Scientists from the MESSENGER mission to Mercury discussed today the results from the spacecraft’s October 6 flyby of the closest planet to the sun. The probe has produced several science firsts and is returning hundreds of new photos and measurements of the planet’s surface, atmosphere and magnetic field. The images show a battered surface, and we now have pictures and data of parts of Mercury’s surface that have never been examined by a spacecraft. “The region of Mercury’s surface that we viewed at close range for the first time this month is bigger than the land area of South America,” said Sean Solomon, principal investigator and director of the Department of Terrestrial Magnetism at the Carnegie Institution of Washington. “When combined with data from our first flyby and from Mariner 10, our latest coverage means that we have now seen about 95 percent of the planet.”

The MErcury Surface, Space ENvironment, GEochemistry, and Ranging, or MESSENGER, spacecraft flew by Mercury shortly after 4:40 a.m. EDT, on Oct. 6. It completed a critical gravity assist to keep it on course to orbit Mercury in 2011 and unveiled 30 percent of Mercury’s surface never before seen by a spacecraft.

The spacecraft’s science instruments operated throughout the flyby. Cameras snapped more than 1,200 pictures of the surface, while topography beneath the spacecraft was profiled with a laser altimeter. The comparison of magnetosphere observations from the spacecraft’s first flyby in January with data from the probe’s second pass has provided key new insight into the nature of Mercury’s internal magnetic field and revealed new features of its magnetosphere. The magnetosphere is the volume surrounding Mercury that is controlled by the planet’s magnetic field.

It was discovered that the planet’s magnetic field is highly symmetric.

The probe’s Mercury Laser Altimeter, or MLA, measured the planet’s topography, allowing scientists, for the first time, to correlate high-resolution topography measurements with high-resolution images.

Data from MESSENGER's Laser Altimeter.Credit: NASA/Goddard Space Flight Center/Johns Hopkins University Applied Physics Laboratory/Carnegie Institution of Washington

“The MLA collected altimetry in regions where images from MESSENGER and Mariner 10 data are available, and new images were obtained of the region sampled by the altimeter in January,” said Maria Zuber, co-investigator and head of the Department of Earth, Atmospheric, and Planetary Sciences at the Massachusetts Institute of Technology. “These topographic measurements now improve considerably the ability to interpret surface geology.”

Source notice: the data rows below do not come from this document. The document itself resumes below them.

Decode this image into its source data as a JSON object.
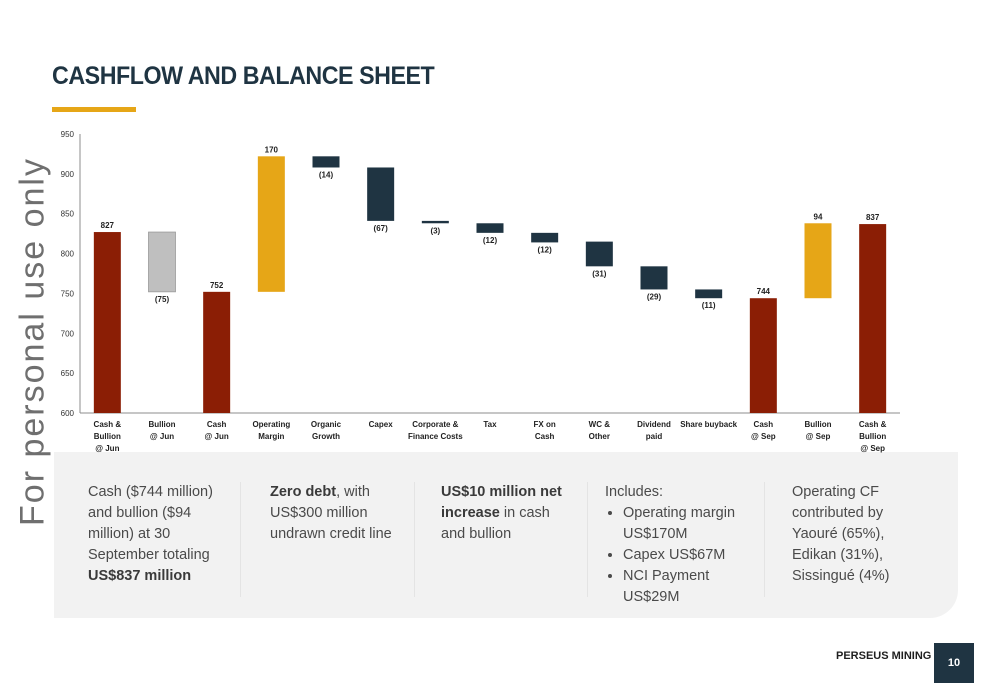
{
  "slide": {
    "title": "CASHFLOW AND BALANCE SHEET",
    "watermark": "For personal use only",
    "footer_brand": "PERSEUS MINING",
    "page_number": "10",
    "colors": {
      "title": "#1f3442",
      "accent": "#e6a617",
      "total": "#8b1e05",
      "negative": "#1f3442",
      "positive": "#e6a617",
      "bullion_jun": "#bfbfbf"
    }
  },
  "chart_data": {
    "type": "bar",
    "subtype": "waterfall",
    "title": "",
    "xlabel": "",
    "ylabel": "",
    "ylim": [
      600,
      950
    ],
    "yticks": [
      600,
      650,
      700,
      750,
      800,
      850,
      900,
      950
    ],
    "grid": false,
    "categories": [
      [
        "Cash &",
        "Bullion",
        "@ Jun"
      ],
      [
        "Bullion",
        "@ Jun"
      ],
      [
        "Cash",
        "@ Jun"
      ],
      [
        "Operating",
        "Margin"
      ],
      [
        "Organic",
        "Growth"
      ],
      [
        "Capex"
      ],
      [
        "Corporate &",
        "Finance Costs"
      ],
      [
        "Tax"
      ],
      [
        "FX on",
        "Cash"
      ],
      [
        "WC &",
        "Other"
      ],
      [
        "Dividend",
        "paid"
      ],
      [
        "Share buyback"
      ],
      [
        "Cash",
        "@ Sep"
      ],
      [
        "Bullion",
        "@ Sep"
      ],
      [
        "Cash &",
        "Bullion",
        "@ Sep"
      ]
    ],
    "bars": [
      {
        "kind": "total",
        "start": 600,
        "end": 827,
        "label": "827",
        "label_pos": "top"
      },
      {
        "kind": "bullion_jun",
        "start": 827,
        "end": 752,
        "label": "(75)",
        "label_pos": "bottom"
      },
      {
        "kind": "total",
        "start": 600,
        "end": 752,
        "label": "752",
        "label_pos": "top"
      },
      {
        "kind": "positive",
        "start": 752,
        "end": 922,
        "label": "170",
        "label_pos": "top"
      },
      {
        "kind": "negative",
        "start": 922,
        "end": 908,
        "label": "(14)",
        "label_pos": "bottom"
      },
      {
        "kind": "negative",
        "start": 908,
        "end": 841,
        "label": "(67)",
        "label_pos": "bottom"
      },
      {
        "kind": "negative",
        "start": 841,
        "end": 838,
        "label": "(3)",
        "label_pos": "bottom"
      },
      {
        "kind": "negative",
        "start": 838,
        "end": 826,
        "label": "(12)",
        "label_pos": "bottom"
      },
      {
        "kind": "negative",
        "start": 826,
        "end": 814,
        "label": "(12)",
        "label_pos": "bottom"
      },
      {
        "kind": "negative",
        "start": 815,
        "end": 784,
        "label": "(31)",
        "label_pos": "bottom"
      },
      {
        "kind": "negative",
        "start": 784,
        "end": 755,
        "label": "(29)",
        "label_pos": "bottom"
      },
      {
        "kind": "negative",
        "start": 755,
        "end": 744,
        "label": "(11)",
        "label_pos": "bottom"
      },
      {
        "kind": "total",
        "start": 600,
        "end": 744,
        "label": "744",
        "label_pos": "top"
      },
      {
        "kind": "positive",
        "start": 744,
        "end": 838,
        "label": "94",
        "label_pos": "top"
      },
      {
        "kind": "total",
        "start": 600,
        "end": 837,
        "label": "837",
        "label_pos": "top"
      }
    ]
  },
  "notes": {
    "col1": {
      "pre": "Cash ($744 million) and bullion ($94 million) at 30 September totaling ",
      "bold": "US$837 million"
    },
    "col2": {
      "bold": "Zero debt",
      "post": ", with US$300 million undrawn credit line"
    },
    "col3": {
      "bold": "US$10 million net increase",
      "post": " in cash and bullion"
    },
    "col4": {
      "heading": "Includes:",
      "items": [
        "Operating margin US$170M",
        "Capex US$67M",
        "NCI Payment US$29M"
      ]
    },
    "col5": {
      "text": "Operating CF contributed by Yaouré (65%), Edikan (31%), Sissingué (4%)"
    }
  }
}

The Mercury Atmospheric and Surface Composition Spectrometer observed Mercury’s thin atmosphere, known as an exosphere. The instrument searched for emissions from sodium, calcium, magnesium, and hydrogen atoms. Observations of magnesium are the first detection of this chemical in Mercury’s exosphere. Preliminary analysis suggests that the spatial distributions of sodium, calcium, and magnesium are different. Simultaneous observations of these spatial distributions, also a first for the spacecraft, have opened an unprecedented window into the interaction of Mercury’s surface and exosphere.
More of Mercury from MESSENGER.
Spacecraft images also are revealing for the first time vast geologic differences on the surface.

“Now that MESSENGER’s cameras have imaged more than 80 percent of Mercury, it is clear that, unlike the moon and Mars, Mercury’s surface is more homogeneously ancient and heavily cratered, with large extents of younger volcanic plains lying within and between giant impact basins,” said co-investigator Mark Robinson of Arizona State University in Tempe.

Source: NASA

7 Replies to “More Mercury from MESSENGER”

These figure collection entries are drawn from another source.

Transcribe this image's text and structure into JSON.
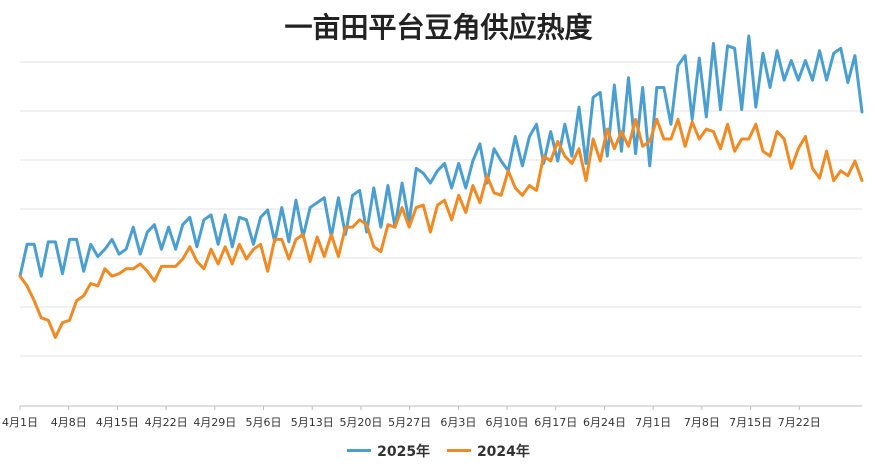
{
  "chart_data": {
    "type": "line",
    "title": "一亩田平台豆角供应热度",
    "xlabel": "",
    "ylabel": "",
    "ylim": [
      0,
      14
    ],
    "grid": true,
    "y_axis_labels_shown": false,
    "legend_position": "bottom",
    "x_tick_labels": [
      "4月1日",
      "4月8日",
      "4月15日",
      "4月22日",
      "4月29日",
      "5月6日",
      "5月13日",
      "5月20日",
      "5月27日",
      "6月3日",
      "6月10日",
      "6月17日",
      "6月24日",
      "7月1日",
      "7月8日",
      "7月15日",
      "7月22日"
    ],
    "series": [
      {
        "name": "2025年",
        "color": "#4A9FD0",
        "values": [
          5.3,
          6.6,
          6.6,
          5.3,
          6.7,
          6.7,
          5.4,
          6.8,
          6.8,
          5.5,
          6.6,
          6.1,
          6.4,
          6.8,
          6.2,
          6.4,
          7.3,
          6.2,
          7.1,
          7.4,
          6.4,
          7.3,
          6.4,
          7.4,
          7.7,
          6.5,
          7.6,
          7.8,
          6.6,
          7.8,
          6.5,
          7.7,
          7.6,
          6.6,
          7.7,
          8.0,
          6.7,
          8.1,
          6.7,
          8.4,
          6.9,
          8.1,
          8.3,
          8.5,
          6.9,
          8.5,
          7.0,
          8.6,
          8.8,
          7.1,
          8.9,
          7.3,
          9.0,
          7.3,
          9.1,
          7.5,
          9.7,
          9.5,
          9.1,
          9.6,
          9.9,
          8.9,
          9.9,
          8.9,
          10.0,
          10.7,
          9.1,
          10.5,
          10.0,
          9.6,
          11.0,
          9.8,
          11.0,
          11.5,
          9.9,
          11.2,
          10.0,
          11.5,
          10.2,
          12.2,
          9.9,
          12.6,
          12.8,
          10.2,
          13.1,
          10.4,
          13.4,
          10.3,
          13.0,
          9.8,
          13.0,
          13.0,
          11.5,
          13.9,
          14.3,
          11.7,
          14.2,
          11.8,
          14.8,
          12.1,
          14.7,
          14.6,
          12.1,
          15.1,
          12.2,
          14.4,
          13.0,
          14.5,
          13.3,
          14.1,
          13.3,
          14.1,
          13.3,
          14.5,
          13.3,
          14.4,
          14.6,
          13.2,
          14.3,
          12.0
        ],
        "series_note": ""
      },
      {
        "name": "2024年",
        "color": "#F08A24",
        "values": [
          5.3,
          4.9,
          4.3,
          3.6,
          3.5,
          2.8,
          3.4,
          3.5,
          4.3,
          4.5,
          5.0,
          4.9,
          5.6,
          5.3,
          5.4,
          5.6,
          5.6,
          5.8,
          5.5,
          5.1,
          5.7,
          5.7,
          5.7,
          6.0,
          6.5,
          5.9,
          5.6,
          6.4,
          5.8,
          6.5,
          5.8,
          6.6,
          6.0,
          6.4,
          6.6,
          5.5,
          6.8,
          6.8,
          6.0,
          6.8,
          7.0,
          5.9,
          6.9,
          6.1,
          7.0,
          6.1,
          7.3,
          7.3,
          7.6,
          7.4,
          6.5,
          6.3,
          7.4,
          7.3,
          8.1,
          7.3,
          8.1,
          8.2,
          7.1,
          8.2,
          8.4,
          7.6,
          8.6,
          7.9,
          9.0,
          8.3,
          9.4,
          8.7,
          8.6,
          9.6,
          8.9,
          8.6,
          9.0,
          8.8,
          10.2,
          10.0,
          10.8,
          10.2,
          9.9,
          10.5,
          9.2,
          10.9,
          10.0,
          11.3,
          10.5,
          11.2,
          10.6,
          11.7,
          10.6,
          10.8,
          11.7,
          10.9,
          10.9,
          11.7,
          10.6,
          11.6,
          10.9,
          11.3,
          11.2,
          10.5,
          11.5,
          10.4,
          10.9,
          10.9,
          11.5,
          10.4,
          10.2,
          11.2,
          10.9,
          9.7,
          10.5,
          11.0,
          9.7,
          9.3,
          10.4,
          9.2,
          9.6,
          9.4,
          10.0,
          9.2
        ]
      }
    ]
  },
  "legend": {
    "items": [
      {
        "label": "2025年",
        "color": "#4A9FD0"
      },
      {
        "label": "2024年",
        "color": "#F08A24"
      }
    ]
  }
}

  1. Why are we waisting time on these dead planets. There should be missions to titan and europa or any other planetary body that doesn’t just have rocks and craters…

  2. NASA has to do something to keep people from thinking Mercury is just the Moon in a different Solar System location.

  3. A strange way for crater ejecta to make long white lines. Same as on the Moon but more so on Mercury. Is there any explanation?

  4. i love these great images of unexplored solar system territory. it’s a painfully long wait until the spacecraft finally reaches orbit!

  5. Maybe it isn’t so much dead planets as it is dead minds viewing them. We can learn much from these dead orbs.

  6. While I agree there are certainly more interesting worlds to explore, Mercury has only had two probes sent to it in the last three and a half decades, so I don’t think we can call this a waste.

    I await the day we have microtechnology that allows many small probes to be sent to every world like a cloud, each with its own specialized function. If a few get lost, the mission will not suffer.